Anita Sengupta watches performance readings during a test of the ion engine in JPL's Endurance Test Facility. 


Sengupta’s paper, entitled “An Overview of the Results From the 30,000 Hour Life Test of Deep Space 1 Flight Spare Engine,” was submitted to and presented at the 2004 AIAA/ASME/SAE/ASEE Joint Propulsion Conference in Fort Lauderdale, Florida.  Sengupta will receive her award and a certificate of technical merit at an AIAA Joint Propulsion Conference to be held July 13, 2005, in Tucson, Arizona.
 
Sengupta’s research has focused on understanding the plasma physics inside an ion thruster, which powered a 1998 NASA spacecraft designed to test 12 new technologies. Ion propulsion engines use xenon gas as propellant, and solar energy to ionize the gas, which is 10 times more efficient than conventional rocket propellants.

In her award-winning paper, Sengupta validated the solar electric propulsion thruster technology used on the 1998 NASA Deep Space 1 mission for long-duration flight (approximately 30,000 hours or more), enabling it to be used as a primary propulsion system on future NASA science missions.  

“The results of our tests were mission-enabling for NASA Discovery class missions, such as the Dawn mission, a spacecraft tentatively set for launch in 2006 that will use three ion engines to rendezvous with two asteroids in deep space,” Sengupta said.  

Sengupta has also studied ways of improving the ion engines, which, if adopted, “will enable fewer thrusters for a given mission and allow the thrusters to be operated at higher efficiencies.”

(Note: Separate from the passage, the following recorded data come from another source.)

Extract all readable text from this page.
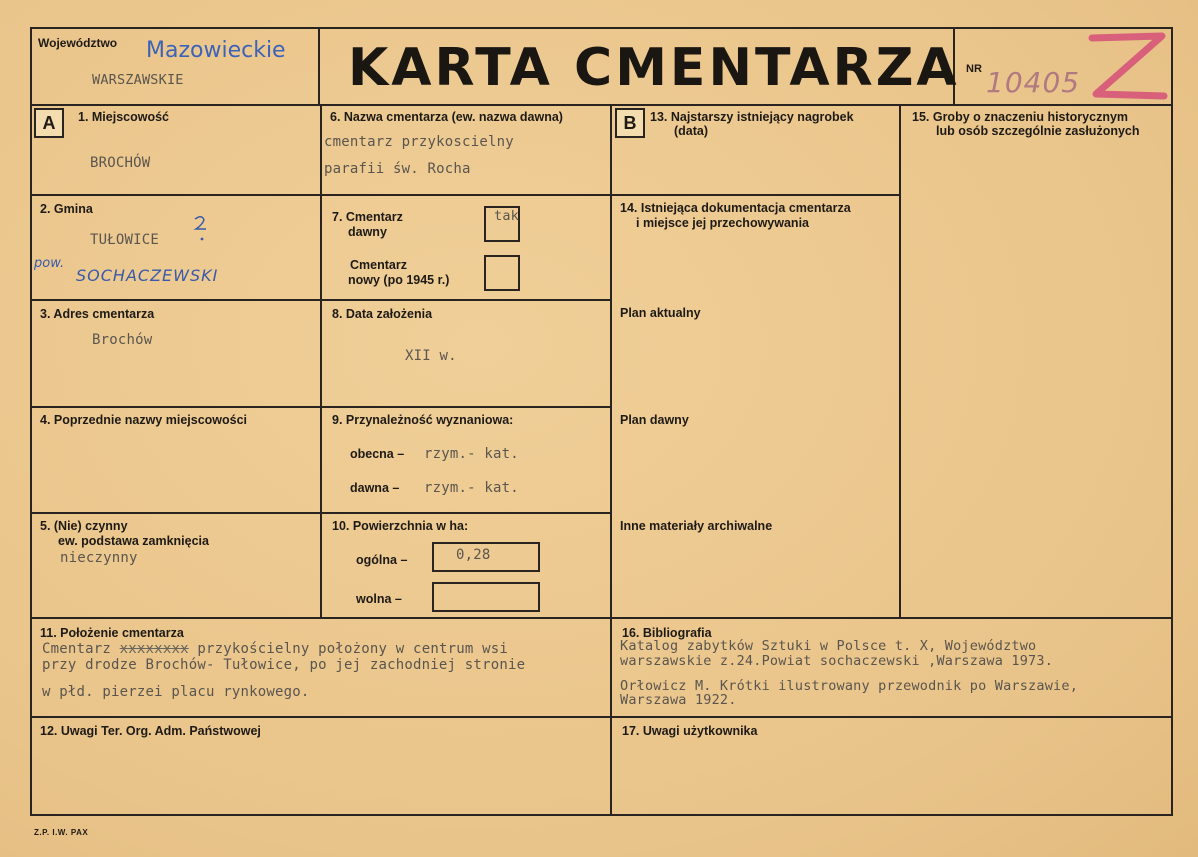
Województwo Mazowieckie
WARSZAWSKIE	KARTA CMENTARZA NR 10405
A	B
1. Miejscowość
BROCHÓW
2. Gmina
TUŁOWICE
pow.
SOCHACZEWSKI
3. Adres cmentarza
Brochów
4. Poprzednie nazwy miejscowości
5. (Nie) czynny
ew. podstawa zamknięcia
nieczynny
6. Nazwa cmentarza (ew. nazwa dawna)
cmentarz przykoscielny
parafii św. Rocha
7. Cmentarz
dawny
tak
Cmentarz
nowy (po 1945 r.)
8. Data założenia
XII w.
9. Przynależność wyznaniowa:
obecna – rzym.- kat.
dawna – rzym.- kat.
10. Powierzchnia w ha:
ogólna –	0,28
wolna –
11. Położenie cmentarza
Cmentarz xxxxxxxx przykościelny położony w centrum wsi
przy drodze Brochów- Tułowice, po jej zachodniej stronie
w płd. pierzei placu rynkowego.
12. Uwagi Ter. Org. Adm. Państwowej
13. Najstarszy istniejący nagrobek
(data)
14. Istniejąca dokumentacja cmentarza
i miejsce jej przechowywania
Plan aktualny
Plan dawny
Inne materiały archiwalne
15. Groby o znaczeniu historycznym
lub osób szczególnie zasłużonych
16. Bibliografia
Katalog zabytków Sztuki w Polsce t. X, Województwo
warszawskie z.24.Powiat sochaczewski ,Warszawa 1973.
Orłowicz M. Krótki ilustrowany przewodnik po Warszawie,
Warszawa 1922.
17. Uwagi użytkownika
Z.P. I.W. PAX
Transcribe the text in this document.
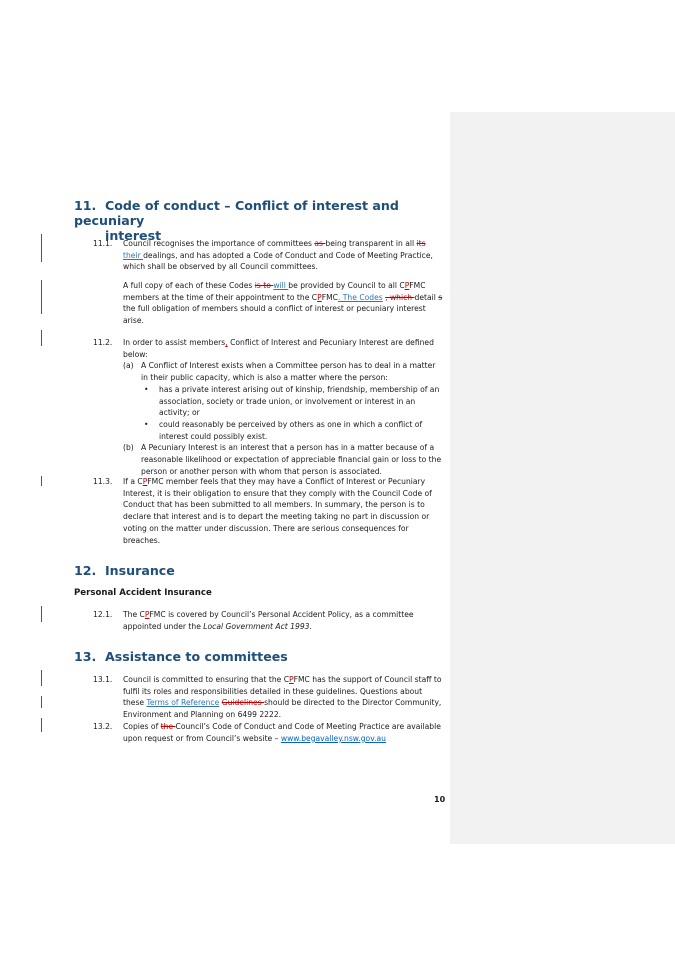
11. Code of conduct – Conflict of interest and pecuniary
interest
11.1.	Council recognises the importance of committees as being transparent in all its their dealings, and has adopted a Code of Conduct and Code of Meeting Practice, which shall be observed by all Council committees.
A full copy of each of these Codes is to will be provided by Council to all CPFMC members at the time of their appointment to the CPFMC. The Codes , which detail s the full obligation of members should a conflict of interest or pecuniary interest arise.
11.2.	In order to assist members, Conflict of Interest and Pecuniary Interest are defined below:
(a) A Conflict of Interest exists when a Committee person has to deal in a matter in their public capacity, which is also a matter where the person:
• has a private interest arising out of kinship, friendship, membership of an association, society or trade union, or involvement or interest in an activity; or
• could reasonably be perceived by others as one in which a conflict of interest could possibly exist.
(b) A Pecuniary Interest is an interest that a person has in a matter because of a reasonable likelihood or expectation of appreciable financial gain or loss to the person or another person with whom that person is associated.
11.3.	If a CPFMC member feels that they may have a Conflict of Interest or Pecuniary Interest, it is their obligation to ensure that they comply with the Council Code of Conduct that has been submitted to all members. In summary, the person is to declare that interest and is to depart the meeting taking no part in discussion or voting on the matter under discussion. There are serious consequences for breaches.
12. Insurance
Personal Accident Insurance
12.1.	The CPFMC is covered by Council’s Personal Accident Policy, as a committee appointed under the Local Government Act 1993.
13. Assistance to committees
13.1.	Council is committed to ensuring that the CPFMC has the support of Council staff to fulfil its roles and responsibilities detailed in these guidelines. Questions about these Terms of Reference Guidelines should be directed to the Director Community, Environment and Planning on 6499 2222.
13.2.	Copies of the Council’s Code of Conduct and Code of Meeting Practice are available upon request or from Council’s website – www.begavalley.nsw.gov.au
10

Sengupta has been a working engineer and part-time USC student since receiving her bachelor-of-science degree from Boston University in 1998. She earned her master-of-science degree in aerospace engineering/astronautics in 2000 through USC’s Distance Education Network (DEN) program. In 2001, she began a USC doctoral program in aerospace engineering, which she will complete in July 2005.